Um novo estudo destaca que mais de 70% dos brasileiros têm pele oleosa ou mista, sinalizando a necessidade de produtos matificantes e campanhas de educação para combater o baixo uso de FPS.
A Kenvue, uma das líderes em saúde e beleza da pele, apresentou os resultados de um novo estudo sobre os hábitos de proteção solar no Brasil, com descobertas de grande relevância para a indústria. A pesquisa, realizada com 2.610 participantes em cinco regiões do país, confirmou a necessidade de desenvolver produtos mais leves e de implementar uma educação personalizada sobre cuidados com o sol para uma nação tropical e altamente diversificada.

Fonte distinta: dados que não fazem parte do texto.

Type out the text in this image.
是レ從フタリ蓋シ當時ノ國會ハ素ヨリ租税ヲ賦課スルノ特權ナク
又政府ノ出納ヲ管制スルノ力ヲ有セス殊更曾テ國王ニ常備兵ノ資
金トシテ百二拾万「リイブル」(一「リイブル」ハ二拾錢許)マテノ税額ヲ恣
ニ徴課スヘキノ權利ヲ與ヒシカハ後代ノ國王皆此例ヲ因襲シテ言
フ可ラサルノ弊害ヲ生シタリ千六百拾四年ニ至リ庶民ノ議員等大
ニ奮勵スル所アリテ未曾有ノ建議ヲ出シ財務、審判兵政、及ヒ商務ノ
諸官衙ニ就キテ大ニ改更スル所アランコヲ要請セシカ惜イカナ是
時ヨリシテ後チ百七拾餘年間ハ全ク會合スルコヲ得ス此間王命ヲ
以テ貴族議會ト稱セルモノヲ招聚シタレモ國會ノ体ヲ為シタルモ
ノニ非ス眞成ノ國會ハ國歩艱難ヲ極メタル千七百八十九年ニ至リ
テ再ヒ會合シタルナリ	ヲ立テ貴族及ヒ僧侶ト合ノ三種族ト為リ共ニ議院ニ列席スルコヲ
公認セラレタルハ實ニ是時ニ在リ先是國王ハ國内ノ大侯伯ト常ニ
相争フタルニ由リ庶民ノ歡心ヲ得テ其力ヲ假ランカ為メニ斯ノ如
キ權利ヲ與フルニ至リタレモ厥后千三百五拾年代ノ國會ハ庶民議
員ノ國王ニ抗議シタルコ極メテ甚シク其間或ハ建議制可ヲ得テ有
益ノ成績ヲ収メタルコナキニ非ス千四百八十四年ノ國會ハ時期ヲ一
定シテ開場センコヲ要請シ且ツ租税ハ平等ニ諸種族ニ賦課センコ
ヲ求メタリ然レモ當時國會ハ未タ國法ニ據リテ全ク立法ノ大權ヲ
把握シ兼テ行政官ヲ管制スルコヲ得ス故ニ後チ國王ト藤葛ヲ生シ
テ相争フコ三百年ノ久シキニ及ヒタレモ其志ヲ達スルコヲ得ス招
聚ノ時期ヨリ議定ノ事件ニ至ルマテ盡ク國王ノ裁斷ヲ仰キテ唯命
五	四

Adam Ricciardone, chefe global de P&D de saúde e beleza da pele da Kenvue, enfatizou o papel do estudo no avanço da saúde da pele globalmente e no combate ao câncer de pele. Os resultados, apresentados na Academia Europeia de Dermatologia e Venereologia (EADV), evidenciam que o Brasil, com sua diversidade climática e demográfica, é um mercado estratégico para o crescimento em cuidados pessoais.
Pele Oleosa e Acne Dominam o Perfil Brasileiro
O estudo ressaltou que a pele oleosa e propensa à acne é a mais comum entre os participantes brasileiros. De acordo com os dados, 70,7% dos entrevistados relataram ter pele oleosa (35,4%) ou mista (35,3%), e 54% afirmaram sofrer com acne. Tais números validam as observações dos dermatologistas e fornecem dados concretos para guiar o desenvolvimento de produtos e as mensagens de saúde pública da indústria.

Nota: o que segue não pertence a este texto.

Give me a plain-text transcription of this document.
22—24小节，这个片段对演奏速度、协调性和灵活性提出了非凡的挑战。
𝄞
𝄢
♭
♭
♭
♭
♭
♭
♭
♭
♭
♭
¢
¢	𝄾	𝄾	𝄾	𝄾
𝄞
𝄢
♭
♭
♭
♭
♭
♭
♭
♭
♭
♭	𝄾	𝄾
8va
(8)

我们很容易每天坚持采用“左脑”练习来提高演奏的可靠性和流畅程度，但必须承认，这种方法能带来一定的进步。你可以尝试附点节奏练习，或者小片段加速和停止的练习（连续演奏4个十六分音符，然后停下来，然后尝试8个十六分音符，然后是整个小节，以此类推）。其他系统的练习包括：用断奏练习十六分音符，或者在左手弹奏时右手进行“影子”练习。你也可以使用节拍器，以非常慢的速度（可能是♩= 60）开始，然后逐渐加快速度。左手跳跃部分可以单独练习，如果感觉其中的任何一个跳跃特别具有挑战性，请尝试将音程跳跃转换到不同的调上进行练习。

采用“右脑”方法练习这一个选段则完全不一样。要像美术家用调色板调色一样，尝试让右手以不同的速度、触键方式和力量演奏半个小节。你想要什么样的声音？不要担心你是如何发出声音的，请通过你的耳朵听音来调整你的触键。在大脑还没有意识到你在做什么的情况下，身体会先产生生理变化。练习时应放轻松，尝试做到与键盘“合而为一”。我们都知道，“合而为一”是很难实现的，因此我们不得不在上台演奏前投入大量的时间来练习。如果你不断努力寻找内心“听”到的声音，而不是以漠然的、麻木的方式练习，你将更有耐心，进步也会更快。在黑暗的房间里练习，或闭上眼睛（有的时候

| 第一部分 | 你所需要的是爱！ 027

Apesar da alta exposição aos raios UV, o uso regular de protetor solar entre os participantes é surpreendentemente baixo. Os entrevistados citaram que a principal razão para a não adesão é a sensação pegajosa ou excessivamente oleosa dos protetores disponíveis. Há também um conhecimento limitado sobre a importância do uso diário.
Oportunidade de Mercado em Fórmulas Matificantes
O estudo detectou uma clara oportunidade para a fusão de cuidados com o sol e maquiagem no Brasil, onde o uso de make é alto. Os participantes indicaram uma forte preferência por protetores solares orgânicos e, principalmente, por formatos mais leves e matificantes, que sejam adaptados aos tipos de pele oleosa.
A Kenvue conclui que a indústria deve se concentrar em soluções mais inclusivas. Os formuladores precisam considerar a pele oleosa e acneica no desenvolvimento, garantindo que o protetor solar não seja uma barreira para o conforto do consumidor. O Brasil, com sua mistura demográfica e clima único, serve como um laboratório valioso para a Kenvue, fornecendo insights que podem informar as tendências globais de cuidados com a pele em ambientes úmidos e multiétnicos.